Sie lernen dort unheimliche Lieder, die das Kind voller Wehmut mitsingt: »Wildgänse rauschen durch die Nacht mit schrillem Schrei nach Norden; unstete Fahrt habt Acht, habt Acht, die Welt ist voller Morden …«
Die Verschickung dauert sechs Wochen. Nach Hause werden Karten geschickt, die haben die Tanten geschrieben. Auf denen steht, dass es den Kindern gut gehe. Das Kind darf nicht in den Raum, wo die Karten liegen.
Als es wieder zu Hause ist, will es nie wieder verschickt werden. Das war ein ganz schlimmes Heim, sagt das Kind.

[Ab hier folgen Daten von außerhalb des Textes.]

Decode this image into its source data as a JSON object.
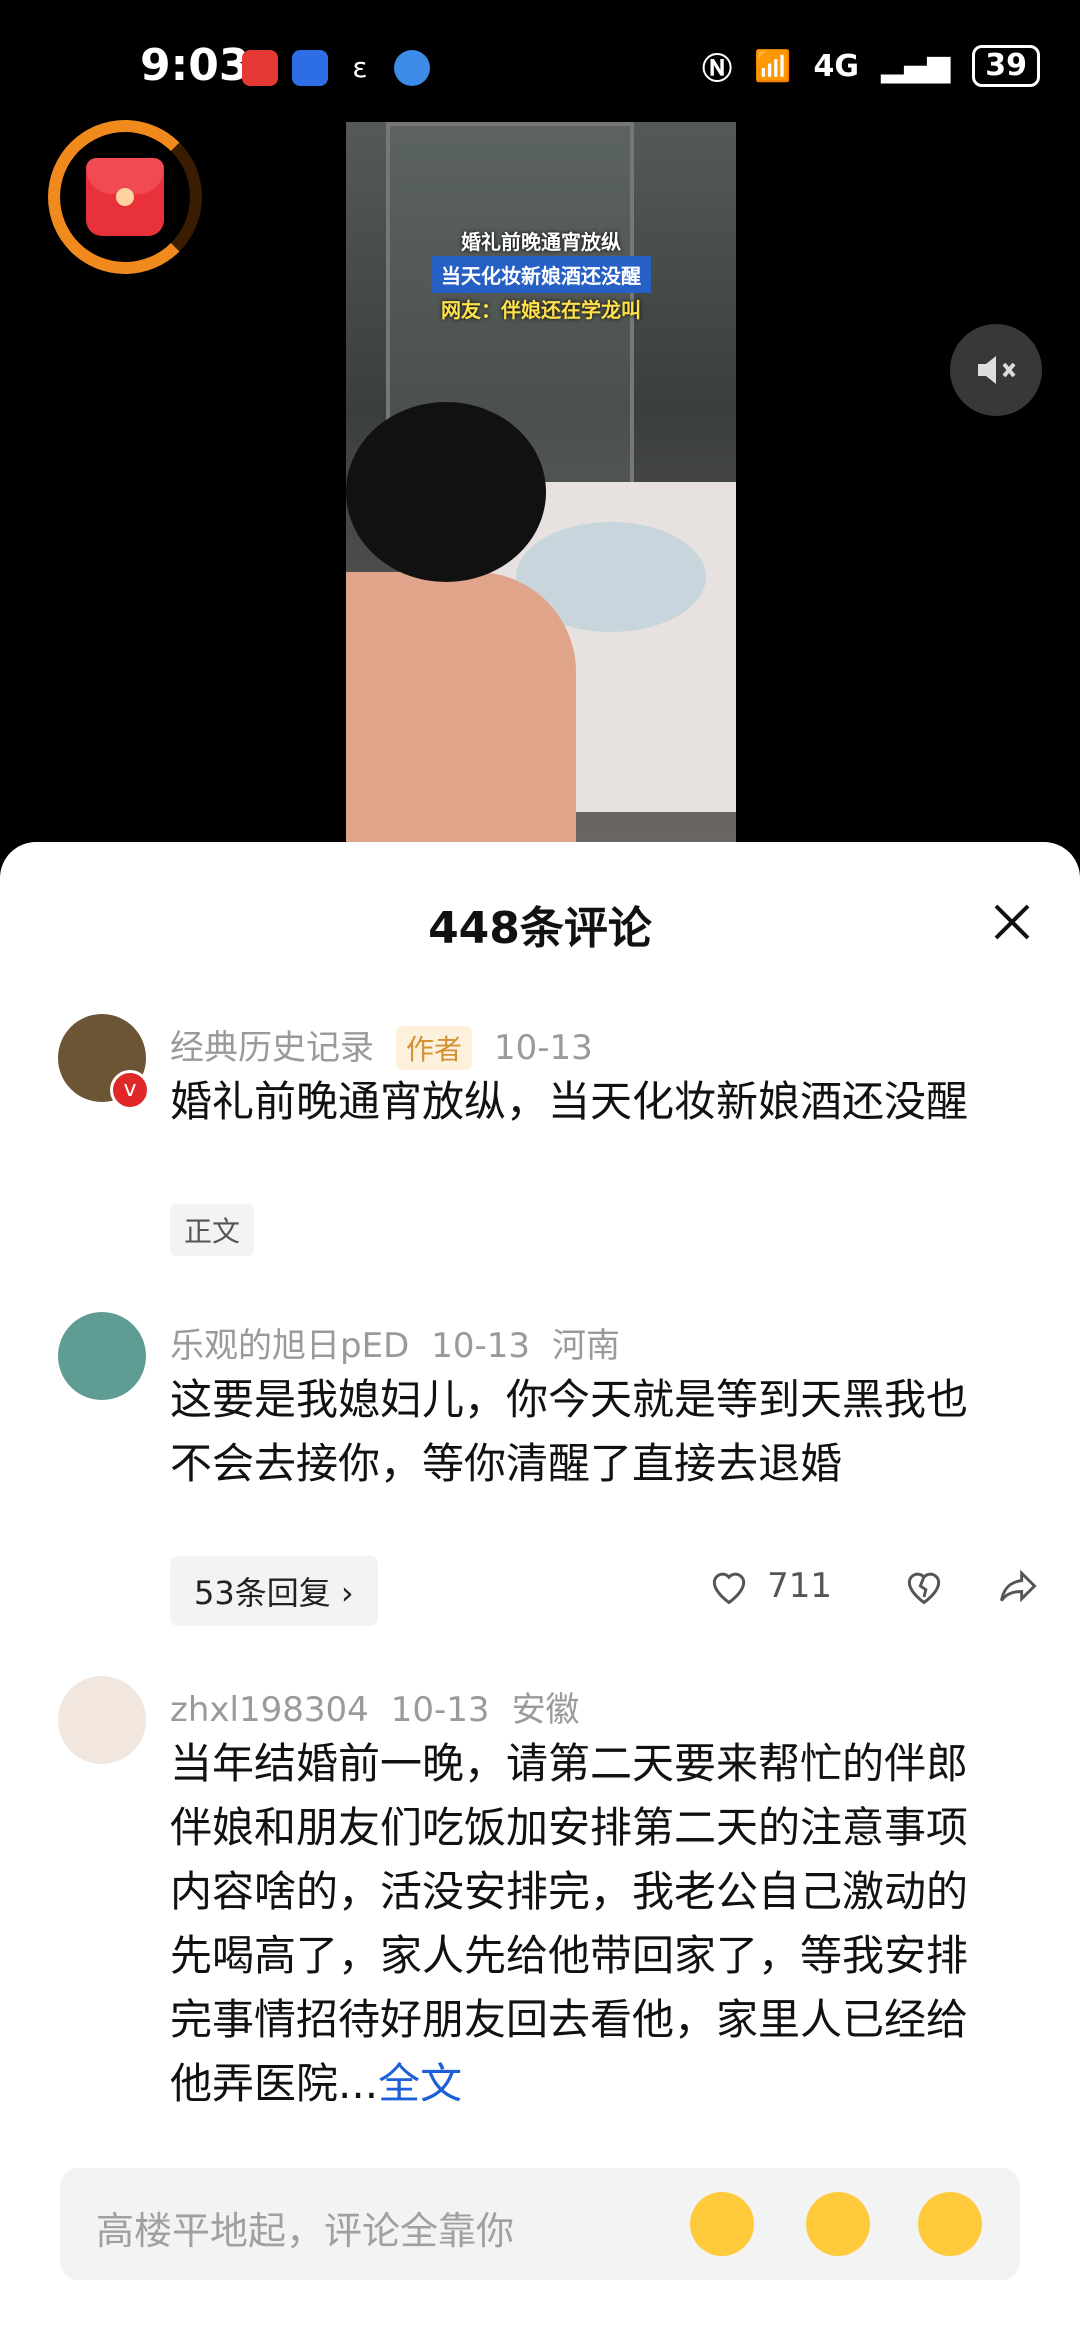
{
  "status": {
    "time": "9:03",
    "network": "4G",
    "battery": "39"
  },
  "video": {
    "caption_line1": "婚礼前晚通宵放纵",
    "caption_line2": "当天化妆新娘酒还没醒",
    "caption_line3": "网友：伴娘还在学龙叫"
  },
  "sheet": {
    "title": "448条评论",
    "comments": [
      {
        "user": "经典历史记录",
        "author_tag": "作者",
        "date": "10-13",
        "text": "婚礼前晚通宵放纵，当天化妆新娘酒还没醒",
        "tag": "正文"
      },
      {
        "user": "乐观的旭日pED",
        "date": "10-13",
        "location": "河南",
        "text": "这要是我媳妇儿，你今天就是等到天黑我也不会去接你，等你清醒了直接去退婚",
        "replies": "53条回复",
        "likes": "711"
      },
      {
        "user": "zhxl198304",
        "date": "10-13",
        "location": "安徽",
        "text": "当年结婚前一晚，请第二天要来帮忙的伴郎伴娘和朋友们吃饭加安排第二天的注意事项内容啥的，活没安排完，我老公自己激动的先喝高了，家人先给他带回家了，等我安排完事情招待好朋友回去看他，家里人已经给他弄医院...",
        "more": "全文"
      }
    ]
  },
  "input": {
    "placeholder": "高楼平地起，评论全靠你"
  },
  "icons": {
    "red_packet": "red-envelope-icon",
    "mute": "speaker-muted-icon",
    "close": "close-icon",
    "like": "heart-icon",
    "dislike": "broken-heart-icon",
    "share": "share-arrow-icon"
  }
}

Selten kommt Besuch in ihre Wohnung. Das Kind freut sich, als einmal ein Onkel mit seiner Frau kommt. Doch da muss das Kind Mittagsschlaf halten. Durch die Wand hört es den Onkel lachen und mit der Mutter reden. Da schleicht es hinaus, möchte horchen, was geredet wird. Plötzlich sieht das Kind in der Küche einen Geldschein liegen, groß und bunt auf dem Tisch. Der Schein will, dass das Kind die Hand ausstreckt und ihn einsteckt, heimlich, und wegläuft, ganz schnell, zurück ins Bett und den Atem anhält, und lauscht und Angst hat, entdeckt zu werden, mit klopfendem Herzen.